Le portrait d’Ana est une merveille puisque chaque lecteur en tirera la certitude qu’Ana est une merveille, une matérialisation de l’idéal. À la fois déesse-mère, patronne de la fécondité, insufflant aux uns et aux autres le besoin de créer et le désir de plaire, instillant en chacun de ses sept enfants le nectar de la dignité et de la miséricorde ; déesse de beauté poussant jusqu’à l’agonie un culte héroïque de l’harmonie et de la pudeur ; déesse enfin de la liberté, brisant tranquillement toutes les figures imposées, les symétries rigides, les quadrillages, les imitations.

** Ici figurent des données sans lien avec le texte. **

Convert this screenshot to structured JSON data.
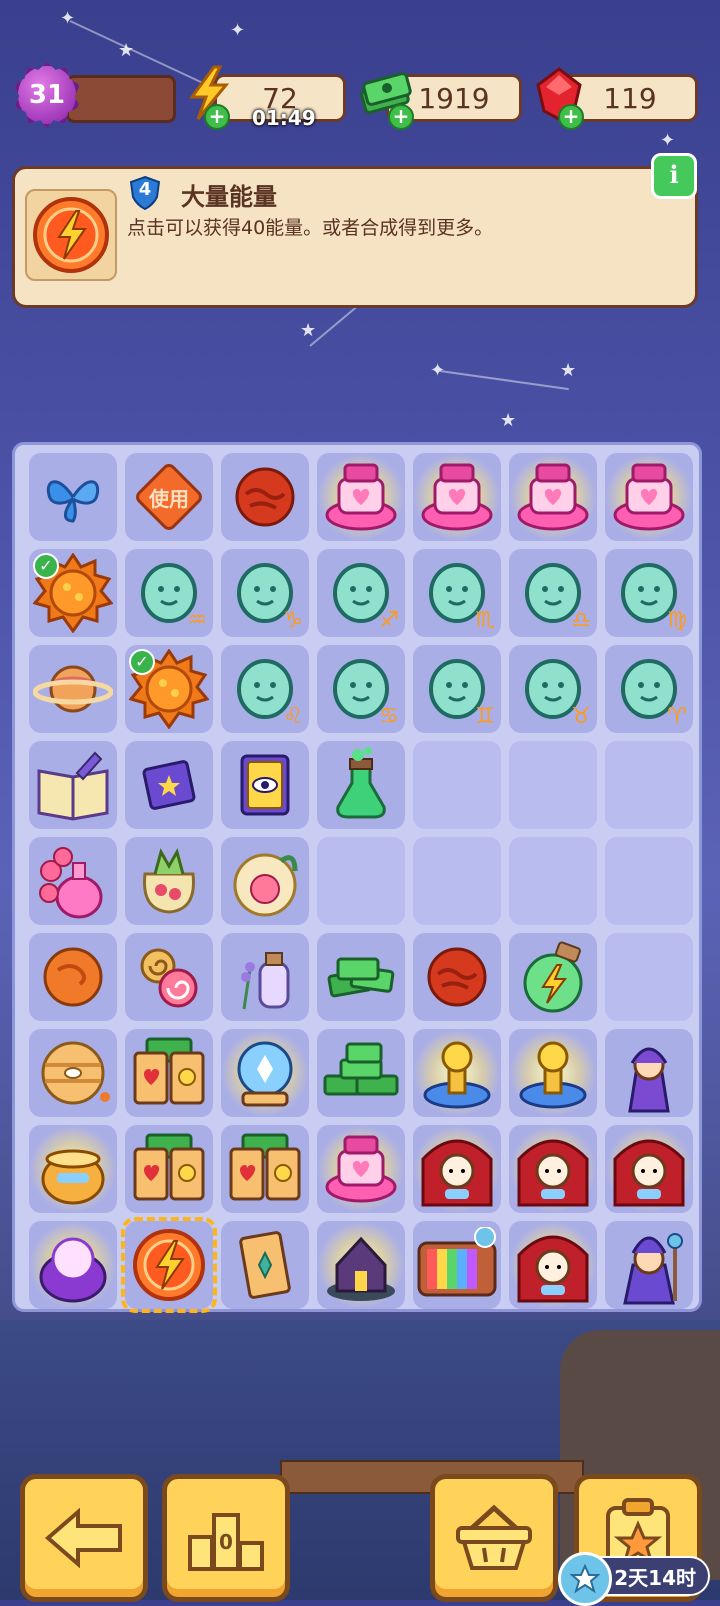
{
  "top_bar": {
    "level": "31",
    "energy": "72",
    "energy_timer": "01:49",
    "cash": "1919",
    "gems": "119"
  },
  "info_panel": {
    "item_level": "4",
    "title": "大量能量",
    "description": "点击可以获得40能量。或者合成得到更多。",
    "info_button": "i"
  },
  "board": {
    "rows": [
      [
        {
          "name": "blue-butterfly",
          "icon": "butterfly"
        },
        {
          "name": "use-card",
          "icon": "ticket",
          "text": "使用"
        },
        {
          "name": "red-planet",
          "icon": "planet-red"
        },
        {
          "name": "pink-heart-chest",
          "icon": "chest",
          "glow": true
        },
        {
          "name": "pink-heart-chest",
          "icon": "chest",
          "glow": true
        },
        {
          "name": "pink-heart-chest",
          "icon": "chest",
          "glow": true
        },
        {
          "name": "pink-heart-chest",
          "icon": "chest",
          "glow": true
        }
      ],
      [
        {
          "name": "sun",
          "icon": "sun",
          "check": true
        },
        {
          "name": "aquarius-statue",
          "icon": "zodiac",
          "symbol": "♒"
        },
        {
          "name": "capricorn-statue",
          "icon": "zodiac",
          "symbol": "♑"
        },
        {
          "name": "sagittarius-statue",
          "icon": "zodiac",
          "symbol": "♐"
        },
        {
          "name": "scorpio-statue",
          "icon": "zodiac",
          "symbol": "♏"
        },
        {
          "name": "libra-statue",
          "icon": "zodiac",
          "symbol": "♎"
        },
        {
          "name": "virgo-statue",
          "icon": "zodiac",
          "symbol": "♍"
        }
      ],
      [
        {
          "name": "saturn",
          "icon": "saturn"
        },
        {
          "name": "sun",
          "icon": "sun",
          "check": true
        },
        {
          "name": "leo-statue",
          "icon": "zodiac",
          "symbol": "♌"
        },
        {
          "name": "cancer-statue",
          "icon": "zodiac",
          "symbol": "♋"
        },
        {
          "name": "gemini-statue",
          "icon": "zodiac",
          "symbol": "♊"
        },
        {
          "name": "taurus-statue",
          "icon": "zodiac",
          "symbol": "♉"
        },
        {
          "name": "aries-statue",
          "icon": "zodiac",
          "symbol": "♈"
        }
      ],
      [
        {
          "name": "magic-book-open",
          "icon": "book-open"
        },
        {
          "name": "purple-book",
          "icon": "book"
        },
        {
          "name": "eye-book",
          "icon": "eye-book"
        },
        {
          "name": "green-potion",
          "icon": "potion-green"
        },
        {
          "name": "empty",
          "empty": true
        },
        {
          "name": "empty",
          "empty": true
        },
        {
          "name": "empty",
          "empty": true
        }
      ],
      [
        {
          "name": "rose-perfume",
          "icon": "perfume"
        },
        {
          "name": "flower-sachet",
          "icon": "sachet"
        },
        {
          "name": "flower-globe",
          "icon": "globe-flower"
        },
        {
          "name": "empty",
          "empty": true
        },
        {
          "name": "empty",
          "empty": true
        },
        {
          "name": "empty",
          "empty": true
        },
        {
          "name": "empty",
          "empty": true
        }
      ],
      [
        {
          "name": "orange-planet",
          "icon": "planet-orange"
        },
        {
          "name": "swirl-candies",
          "icon": "candy"
        },
        {
          "name": "lavender-bottle",
          "icon": "lavender"
        },
        {
          "name": "cash-stack",
          "icon": "cash"
        },
        {
          "name": "red-planet",
          "icon": "planet-red"
        },
        {
          "name": "energy-potion",
          "icon": "energy-potion"
        },
        {
          "name": "empty",
          "empty": true
        }
      ],
      [
        {
          "name": "jupiter",
          "icon": "jupiter"
        },
        {
          "name": "tarot-cards",
          "icon": "tarot"
        },
        {
          "name": "crystal-ball",
          "icon": "crystal",
          "glow": true
        },
        {
          "name": "cash-pile",
          "icon": "cash-big"
        },
        {
          "name": "golden-fountain",
          "icon": "fountain",
          "glow": true
        },
        {
          "name": "golden-fountain",
          "icon": "fountain",
          "glow": true
        },
        {
          "name": "fortune-teller",
          "icon": "witch"
        }
      ],
      [
        {
          "name": "golden-cauldron",
          "icon": "cauldron",
          "glow": true
        },
        {
          "name": "tarot-cards",
          "icon": "tarot"
        },
        {
          "name": "tarot-cards",
          "icon": "tarot"
        },
        {
          "name": "pink-heart-chest",
          "icon": "chest",
          "glow": true
        },
        {
          "name": "fortune-booth",
          "icon": "booth",
          "glow": true
        },
        {
          "name": "fortune-booth",
          "icon": "booth",
          "glow": true
        },
        {
          "name": "fortune-booth",
          "icon": "booth",
          "glow": true
        }
      ],
      [
        {
          "name": "magic-cauldron",
          "icon": "cauldron-purple",
          "glow": true
        },
        {
          "name": "energy-orb",
          "icon": "energy",
          "selected": true
        },
        {
          "name": "tarot-card",
          "icon": "card-single"
        },
        {
          "name": "haunted-house",
          "icon": "house",
          "glow": true
        },
        {
          "name": "retro-tv",
          "icon": "tv"
        },
        {
          "name": "fortune-booth",
          "icon": "booth",
          "glow": true
        },
        {
          "name": "wizard",
          "icon": "wizard"
        }
      ]
    ]
  },
  "bottom": {
    "event_timer": "2天14时"
  },
  "colors": {
    "accent": "#ffd35a",
    "panel": "#f6e3c4",
    "board": "#c9cdf2",
    "cell": "#a9aee7"
  }
}
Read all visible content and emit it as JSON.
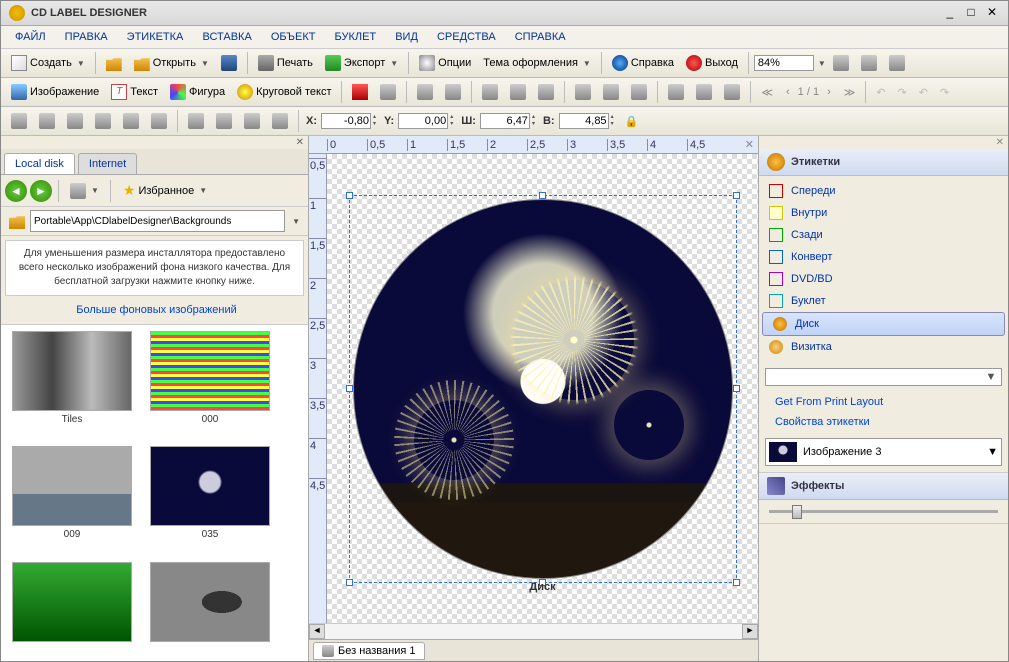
{
  "window": {
    "title": "CD LABEL DESIGNER"
  },
  "menu": [
    "ФАЙЛ",
    "ПРАВКА",
    "ЭТИКЕТКА",
    "ВСТАВКА",
    "ОБЪЕКТ",
    "БУКЛЕТ",
    "ВИД",
    "СРЕДСТВА",
    "СПРАВКА"
  ],
  "toolbar1": {
    "create": "Создать",
    "open": "Открыть",
    "print": "Печать",
    "export": "Экспорт",
    "options": "Опции",
    "theme": "Тема оформления",
    "help": "Справка",
    "exit": "Выход",
    "zoom": "84%"
  },
  "toolbar2": {
    "image": "Изображение",
    "text": "Текст",
    "shape": "Фигура",
    "circtext": "Круговой текст",
    "page": "1 / 1"
  },
  "coords": {
    "x_label": "X:",
    "x": "-0,80",
    "y_label": "Y:",
    "y": "0,00",
    "w_label": "Ш:",
    "w": "6,47",
    "h_label": "B:",
    "h": "4,85"
  },
  "left": {
    "tab_local": "Local disk",
    "tab_internet": "Internet",
    "favorites": "Избранное",
    "path": "Portable\\App\\CDlabelDesigner\\Backgrounds",
    "info": "Для уменьшения размера инсталлятора предоставлено всего несколько изображений фона низкого качества. Для бесплатной загрузки нажмите кнопку ниже.",
    "more": "Больше фоновых изображений",
    "thumbs": [
      "Tiles",
      "000",
      "009",
      "035"
    ]
  },
  "ruler_h": [
    "0",
    "0,5",
    "1",
    "1,5",
    "2",
    "2,5",
    "3",
    "3,5",
    "4",
    "4,5"
  ],
  "ruler_v": [
    "0,5",
    "1",
    "1,5",
    "2",
    "2,5",
    "3",
    "3,5",
    "4",
    "4,5"
  ],
  "canvas": {
    "label": "Диск"
  },
  "doc_tab": "Без названия 1",
  "right": {
    "labels_header": "Этикетки",
    "items": [
      {
        "label": "Спереди",
        "cls": "sq-red"
      },
      {
        "label": "Внутри",
        "cls": "sq-yellow"
      },
      {
        "label": "Сзади",
        "cls": "sq-green"
      },
      {
        "label": "Конверт",
        "cls": "sq-blue"
      },
      {
        "label": "DVD/BD",
        "cls": "sq-purple"
      },
      {
        "label": "Буклет",
        "cls": "sq-teal"
      }
    ],
    "disk": "Диск",
    "card": "Визитка",
    "get_print": "Get From Print Layout",
    "props": "Свойства этикетки",
    "obj": "Изображение 3",
    "effects": "Эффекты"
  }
}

Trop belle sans doute pour être vraie, mais vraie pourtant tant le portrait qu’en peint Delibes exclut toute laideur. Même dans l’érosion physique, même dans les masques posés sur la souffrance. Privé de cette présence lumineuse, le vieux peintre peut bien se décrire, sans complaisance, tel qu’il est devenu : vide, stérile, ruiné par l’alcool, tout juste capable de retoucher indéfiniment ses anciennes toiles. Elle lui a donné assez d’amour pour qu’il ne se complaise pas dans sa plainte et qu’il en arrache ce tableau superbe, Dame en rouge sur fond gris.